В своей книге «За советский Север» Михаил Сергеевич вспоминает основные моменты, относящиеся к началу борьбы. Читая ее, ощущаешь скромность старого большевика. Совсем мало говорит о себе, больше о боевых подвигах подчиненных, самокритичен. Чего стоит, скажем, его рассказ о том, как не сразу понял, за что Ленин объявлял ему выговор.

Архивные документы и свидетельства участников событий, с которыми автору очерка довелось встречаться, позволяют восполнить этот пробел. Бывший вологодский губвоенком и командующий войсками Котласского района А. А. Медведев утверждал:

— Ни один военспец не сделал бы того, что сделал Кедров. Опасный момент требовал сочетания военно-организаторской и политической работы. Все это было под силу ему, наделенному властью наркома, приобретшему популярность и авторитет за время «Ревизии».

В правоте этих слов убеждаешься, проследив за действиями наркома, ставшего командующим еще не развернувшегося фронта.

Первую продолжительную остановку эшелон сделал в Вологде. Пока будут менять паровоз, нарком решил провести совещание с партийными и советскими руководителями губернии, о чем подал депешу с дороги.

Губернские руководители ожидали поезд. Едва он остановился, вошли в вагон, поздоровались. Кедров хорошо их знал — старые большевики М. К. Ветошкин, И. А. Саммер, Ш. З. Элиава. Обрадовался, увидев комиссара Беломорского округа А. И. Геккера, которого в июле отправляли с отрядом в Ярославль.

— Мятеж подавлен, товарищ нарком, — доложил он. — Наверняка он к высадке десанта приурочивался.

— Безусловно, — ответил Кедров. — Как и Шенкурский.

Кедров расстроился, что Вологда не знала подробностей об онежском десанте. Погадали вместе. Возможно, с захватом Онеги противник станет ждать развязки в Архангельске. А может, двинется на восток, чтобы перерезать Северную железную дорогу и тем облегчить задачу овладения Архангельском?

Последний вариант, пожалуй, наиболее вероятен. Нужно позаботиться и о складах Сухоны и Котласа, куда вывезено немалое количество оружия и боеприпасов. Взяв листок бумаги, Кедров набросал телеграмму в наркомат по военным делам: «Срочно требуется выслать полторы тысячи пехоты и подрывную команду со взрывчаткой».
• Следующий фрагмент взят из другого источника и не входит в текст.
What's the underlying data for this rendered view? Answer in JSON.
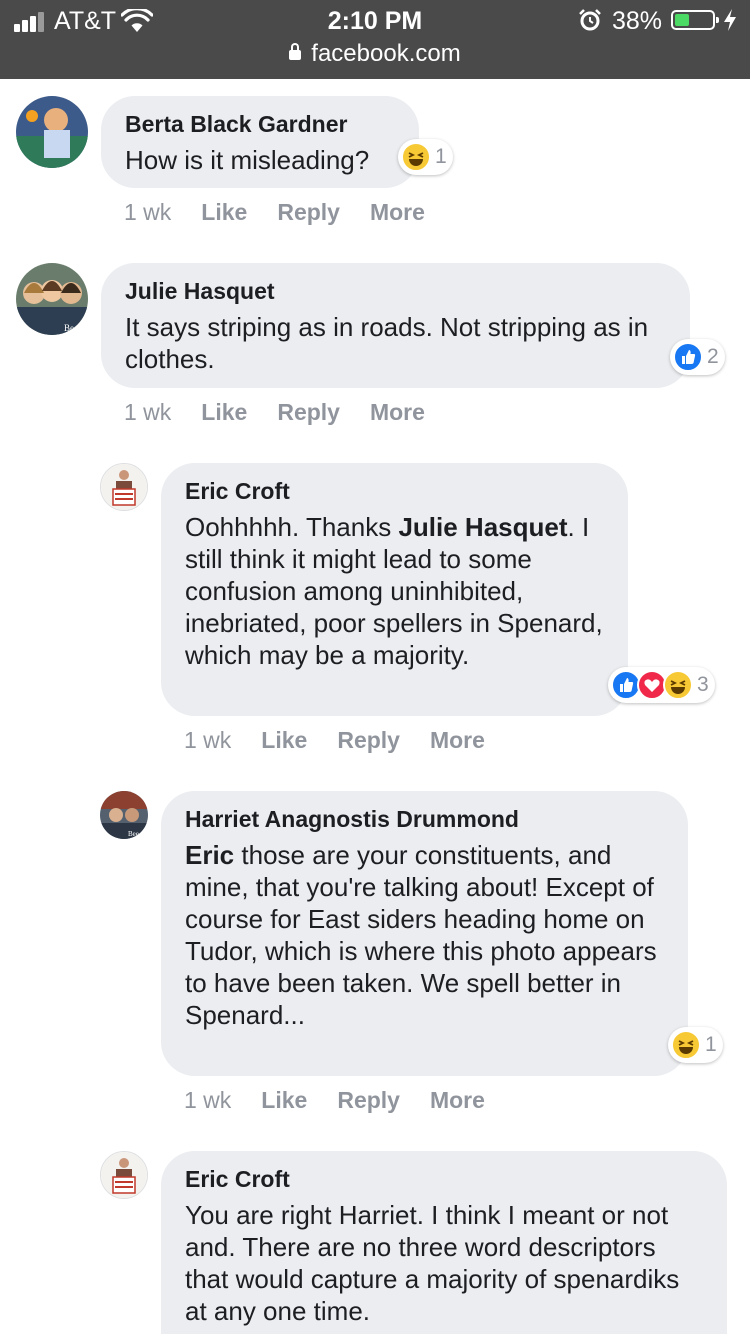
{
  "status_bar": {
    "carrier": "AT&T",
    "time": "2:10 PM",
    "battery_percent": "38%",
    "battery_level": 0.38,
    "icons": [
      "signal-icon",
      "wifi-icon",
      "alarm-icon",
      "battery-icon",
      "charging-bolt-icon"
    ]
  },
  "browser": {
    "url": "facebook.com",
    "icons": [
      "lock-icon"
    ]
  },
  "comments": [
    {
      "author": "Berta Black Gardner",
      "text": "How is it misleading?",
      "reactions": {
        "types": [
          "haha"
        ],
        "count": "1"
      },
      "time": "1 wk",
      "like": "Like",
      "reply": "Reply",
      "more": "More"
    },
    {
      "author": "Julie Hasquet",
      "text": "It says striping as in roads. Not stripping as in clothes.",
      "reactions": {
        "types": [
          "like"
        ],
        "count": "2"
      },
      "time": "1 wk",
      "like": "Like",
      "reply": "Reply",
      "more": "More"
    },
    {
      "author": "Eric Croft",
      "mention": "Julie Hasquet",
      "pre_mention": "Oohhhhh. Thanks ",
      "text": ". I still think it might lead to some confusion among uninhibited, inebriated, poor spellers in Spenard, which may be a majority.",
      "reactions": {
        "types": [
          "like",
          "love",
          "haha"
        ],
        "count": "3"
      },
      "time": "1 wk",
      "like": "Like",
      "reply": "Reply",
      "more": "More"
    },
    {
      "author": "Harriet Anagnostis Drummond",
      "mention": "Eric",
      "text": " those are your constituents, and mine, that you're talking about! Except of course for East siders heading home on Tudor, which is where this photo appears to have been taken. We spell better in Spenard...",
      "reactions": {
        "types": [
          "haha"
        ],
        "count": "1"
      },
      "time": "1 wk",
      "like": "Like",
      "reply": "Reply",
      "more": "More"
    },
    {
      "author": "Eric Croft",
      "text": "You are right Harriet. I think I meant or not and. There are no three word descriptors that would capture a majority of spenardiks at any one time."
    }
  ]
}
На совещании подобрали членов Военного совета тылового района во главе с Геккером, и Кедров утвердил его приказом. Вторым приказом он объявил осадное положение в Вологде, Сухоне, Котласе, Череповце, Грязовце и Архангельске.

— Опубликуйте его в печати, — сказал он, передавая приказ Ветошкину, и, обращаясь ко всем, добавил: — Надо организовать патрулирование на улицах, взять под контроль железные дороги, задерживать всех подозрительных.

Распрощался с вологжанами в уверенности, что главное его ждет в Архангельске, куда планировал прибыть 2 августа. Бои за порт должны принять затяжной характер, поскольку на подступах к нему создан оборонительный пункт на острове Мудьюг и предусмотрено заграждение фарватера Двины.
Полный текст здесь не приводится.